Le prélèvement de l'impôt à la source, un casse-tête politique pour Macron

Emmanuel Macron en visite en Grèce, ce jeudi 7 septembre. - Yorgos Karahalis - AFP
Verra-t-on le prélèvement de l'impôt à la source mis en place en janvier 2019 comme l'Elysée l'avait annoncé il y a un an? Rien n'est moins sûr. Selon le Canard enchaîné paru mercredi, Emmanuel Macron hésite à reporter cette mesure: le chef de l'Etat se donne encore 15 jours pour se décider. "L'objectif d'une mise en place le 1er janvier 2019 est maintenu, mais nous nous laissons la possibilité de le décaler", affirme l'Elysée aux Echos. Du côté de Matignon, cité par Le Monde, on explique "poser les jalons un à un, et en septembre on appuiera sur le bouton si tout continue d'aller bien". Des déclarations qui confirment que le doute est bien là.

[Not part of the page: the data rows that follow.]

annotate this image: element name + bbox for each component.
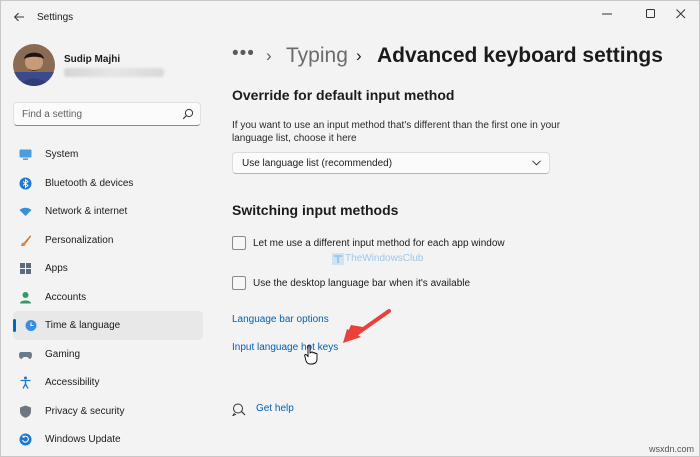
watermark-logo-icon xyxy=(332,253,344,265)
back-button[interactable] xyxy=(9,7,29,27)
get-help-link[interactable]: Get help xyxy=(256,403,294,414)
user-email-blurred xyxy=(64,68,164,77)
sidebar-item-label: Bluetooth & devices xyxy=(45,177,134,189)
settings-window: Settings Sudip Majhi Find a setting Syst… xyxy=(0,0,700,457)
language-bar-options-link[interactable]: Language bar options xyxy=(232,314,329,325)
sidebar-item-label: Accessibility xyxy=(45,377,100,388)
maximize-icon xyxy=(646,9,655,18)
minimize-icon xyxy=(602,13,612,15)
search-box[interactable]: Find a setting xyxy=(13,102,201,126)
language-bar-label[interactable]: Use the desktop language bar when it's a… xyxy=(253,278,470,289)
per-app-input-label[interactable]: Let me use a different input method for … xyxy=(253,238,505,249)
user-photo xyxy=(13,44,55,86)
title-bar: Settings xyxy=(1,1,699,33)
close-button[interactable] xyxy=(665,5,697,23)
sidebar-item-label: System xyxy=(45,149,79,160)
chevron-down-icon xyxy=(532,160,541,166)
sidebar-item-label: Time & language xyxy=(45,320,121,331)
help-chat-icon xyxy=(232,403,246,416)
wifi-icon xyxy=(19,207,32,216)
sidebar-item-label: Apps xyxy=(45,263,68,274)
watermark-text: TheWindowsClub xyxy=(345,253,424,264)
sidebar-item-accounts[interactable]: Accounts xyxy=(13,283,203,312)
language-bar-checkbox[interactable] xyxy=(232,276,246,290)
accessibility-icon xyxy=(20,376,31,389)
globe-clock-icon xyxy=(25,320,37,331)
override-description: If you want to use an input method that'… xyxy=(232,120,561,144)
site-watermark: wsxdn.com xyxy=(648,444,694,454)
per-app-input-checkbox[interactable] xyxy=(232,236,246,250)
update-icon xyxy=(19,433,32,446)
avatar[interactable] xyxy=(13,44,55,86)
sidebar-item-gaming[interactable]: Gaming xyxy=(13,340,203,369)
sidebar-item-bluetooth[interactable]: Bluetooth & devices xyxy=(13,169,203,198)
brush-icon xyxy=(21,234,31,246)
shield-icon xyxy=(20,405,31,418)
maximize-button[interactable] xyxy=(635,5,667,23)
back-arrow-icon xyxy=(13,12,24,22)
sidebar-item-label: Privacy & security xyxy=(45,405,125,417)
annotation-arrow-icon xyxy=(343,309,391,343)
page-title: Advanced keyboard settings xyxy=(377,44,663,67)
sidebar-item-personalization[interactable]: Personalization xyxy=(13,226,203,255)
sidebar-item-windows-update[interactable]: Windows Update xyxy=(13,425,203,454)
minimize-button[interactable] xyxy=(591,5,623,23)
close-icon xyxy=(676,9,686,19)
section-title-switching: Switching input methods xyxy=(232,202,399,218)
sidebar-item-label: Personalization xyxy=(45,234,114,246)
gamepad-icon xyxy=(19,351,32,359)
breadcrumb-more-button[interactable]: ••• xyxy=(232,43,255,65)
sidebar-item-label: Gaming xyxy=(45,348,81,360)
sidebar-item-label: Accounts xyxy=(45,291,87,303)
section-title-override: Override for default input method xyxy=(232,87,455,103)
breadcrumb-separator-icon: › xyxy=(356,46,362,65)
person-icon xyxy=(20,291,31,303)
sidebar-item-privacy[interactable]: Privacy & security xyxy=(13,397,203,426)
user-name: Sudip Majhi xyxy=(64,54,121,65)
input-method-dropdown[interactable]: Use language list (recommended) xyxy=(232,152,550,174)
sidebar-item-apps[interactable]: Apps xyxy=(13,254,203,283)
breadcrumb-parent-link[interactable]: Typing xyxy=(286,44,348,68)
sidebar-item-accessibility[interactable]: Accessibility xyxy=(13,368,203,397)
sidebar-item-label: Windows Update xyxy=(45,434,121,445)
dropdown-selected-value: Use language list (recommended) xyxy=(242,158,393,169)
sidebar-item-network[interactable]: Network & internet xyxy=(13,197,203,226)
breadcrumb-separator-icon: › xyxy=(266,46,272,65)
sidebar-nav: System Bluetooth & devices Network & int… xyxy=(13,140,203,454)
app-title: Settings xyxy=(37,12,74,23)
search-placeholder: Find a setting xyxy=(22,109,83,120)
sidebar-item-system[interactable]: System xyxy=(13,140,203,169)
sidebar-item-time-language[interactable]: Time & language xyxy=(13,311,203,340)
apps-icon xyxy=(20,263,31,274)
input-language-hot-keys-link[interactable]: Input language hot keys xyxy=(232,342,338,353)
bluetooth-icon xyxy=(19,177,32,189)
hand-cursor-icon xyxy=(304,345,318,365)
sidebar-item-label: Network & internet xyxy=(45,206,128,217)
search-icon[interactable] xyxy=(182,108,194,120)
monitor-icon xyxy=(19,149,32,160)
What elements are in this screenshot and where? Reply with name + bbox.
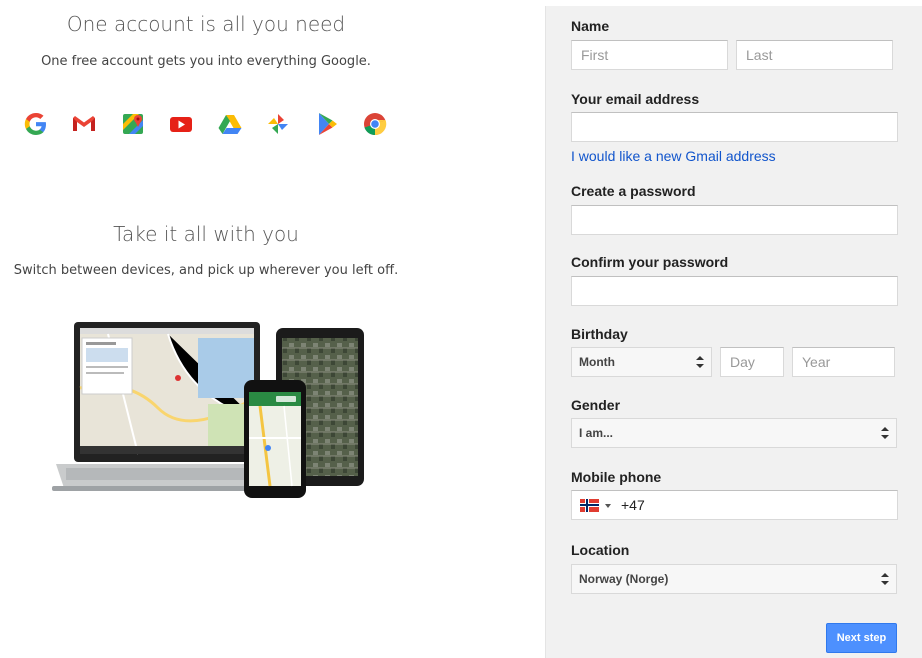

En voyage officiel à Helsinki, le chef de l'Etat a confirmé être "plutôt pour la réforme". "Mais je veux voir en détail ce que ça veut dire pour chaque citoyen (...) Il est normal que nous nous assurions que tous les détails sont clairs", avant de la lancer.
"Tout fonctionne", assure Darmanin
Entre temps, le ministre de l'Action et des Comptes publics Gérald Darmanin, chargé du service après-vente de la mesure, a démenti tout doute et report. Jeudi, il s'est de nouveau voulu rassurant: à BFMTV, il a assuré "fai[re] le point chaque mois avec le président de la République et le Premier ministre pour que tout soit prêt pour la mise en oeuvre du prélèvement à la source en janvier 2019. Tout fonctionne et j’aurai l’occasion de leur démontrer lors de notre prochain point."
"Nous ferons le prélèvement à la source. Simplement il est légitime que le Premier ministre prenne toutes les précautions nécessaires pour s'assurer" que cette réforme "se fasse dans les meilleures conditions", a indiqué pour sa part le ministre de l'Economie Bruno Le Maire.
Lancée sous le quinquennat de François Hollande, la réforme a déjà été reportée d'un an lors de l'arrivée d'Emmanuel Macron à l'Elysée. Outre une mise en œuvre compliquée d'un point de vue technique, elle comporte plus d'un risque, et notamment celui de donner l'impression aux Français de perdre du pouvoir d'achat, alors que la croissance peine à retrouver son élan.
L'importance du pouvoir d'achat
En tout, 38 millions de foyers fiscaux sont concernés. Et l'opposition n'est pas en reste sur ce dossier: "La fiche de paie sera amputée de l'impôt", avertit Eric Woerth, président de la commission des finances, qui dénonce sur BFMTV une mesure "pas utile" et "dangereuse". Dans le sondage "L'Opinion en direct" d'Elabe pour BFMTV, le pouvoir d'achat est cité comme préoccupation numéro 1 des Français.
Dans Le Monde, la députée La République en marche de l'Isère, Cendra Motin, qui a travaillé sur la question, rassure: "il s'agira de montants supportables", affirme-t-elle, citant en exemple des sommes comme "20 à 60 euros pour tout un tas de métiers de l'artisanat".
Pourtant, l'appréhension est bien là au sein de l'exécutif. D'autant qu'un report de la mesure représenterait un désaveu pour Gérald Darmanin. Après l'annonce retentissante du départ de Nicolas Hulot du gouvernement, Emmanuel Macron n'a pas intérêt à mettre en danger l'équilibre de son équipe, suffisamment remis en question ces derniers temps. Après l'affaire Benalla, la croissance en berne et la démission de Nicolas Hulot, la rentrée s'annonce décidément sensible pour Emmanuel Macron.